ISIS calls for more attacks against Israelis

BEIRUT (AP) — The Islamic State group has launched an unprecedented media campaign calling on Palestinians to step up attacks against Israeli soldiers and civilians, taking advantage of a wave of violence between the two sides to deliver rare incitement against Israel.

In a video posted Monday, the group urged Palestinians to carry out attacks using every means at their disposal, including knives, vehicles, poison and explosives.

In the past two days, IS posted six videos in which militants deliver speeches to the backdrop of scenes from recent stabbings and other attacks carried out by Palestinians against Israelis. The extremist group also published several articles written by prominent IS writers.

The videos coincide with a wave of Israeli-Palestinian violence and ratcheted-up tensions among Israelis after a series of seemingly random lone-wolf attacks by Palestinians.

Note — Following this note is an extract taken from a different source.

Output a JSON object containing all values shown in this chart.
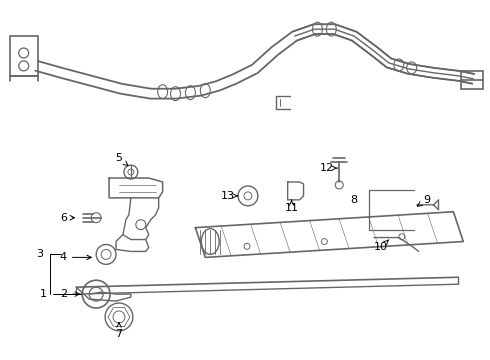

In the video titled "Return Terror to the Jews," a masked fighter praised Arabs who are attacking Israelis, describing them as "lone wolves who refused to be subdued and spread fear among the sons of Zion."

The Islamic State group, which has established a self-declared Islamic caliphate in the third of Iraq and Syria that it controls, operates a sophisticated media machine and often releases high-tech propaganda videos. Although IS operatives often describe Jews and Christians as infidels, the group has rarely issued videos that touch on Israel.

The IS group has no organized presence in the West Bank or Gaza Strip. But dozens of Palestinians in Gaza are believed to be inspired by the group's extremist ideology, seeing Gaza's Islamic militant Hamas rulers as too soft.

Experts believe these militants are responsible for recent rocket attacks, meant to embarrass Hamas, and attacks on posts and vehicles of some Hamas security members. In addition to these hard core militants, thousands of others are believed to support the group's ideology. Hamas has periodically cracked down on jihadi activists.

The latest violence between Israel and the Palestinians erupted about a month ago, fueled by rumors that Israel was plotting to take over Jerusalem's most sensitive holy site, a hilltop compound revered by Jews as the Temple Mount and home to the Al-Aqsa Mosque, Islam's third-holiest shrine and a key national symbol for the Palestinians.

Israel has denied the allegation, saying the violence has been driven by what it calls rampant incitement against Jews on social media spread by Islamic groups and the Palestinian leadership.

"What we are seeing here is a combination of the radical Islam and the Internet," Israeli Prime Minister Benjamin Netanyahu said at a meeting of his Likud party Monday.

"Osama Bin Laden meets Mark Zuckerberg. The incitement in the social networks is moving the murders. We are seeing this clearly."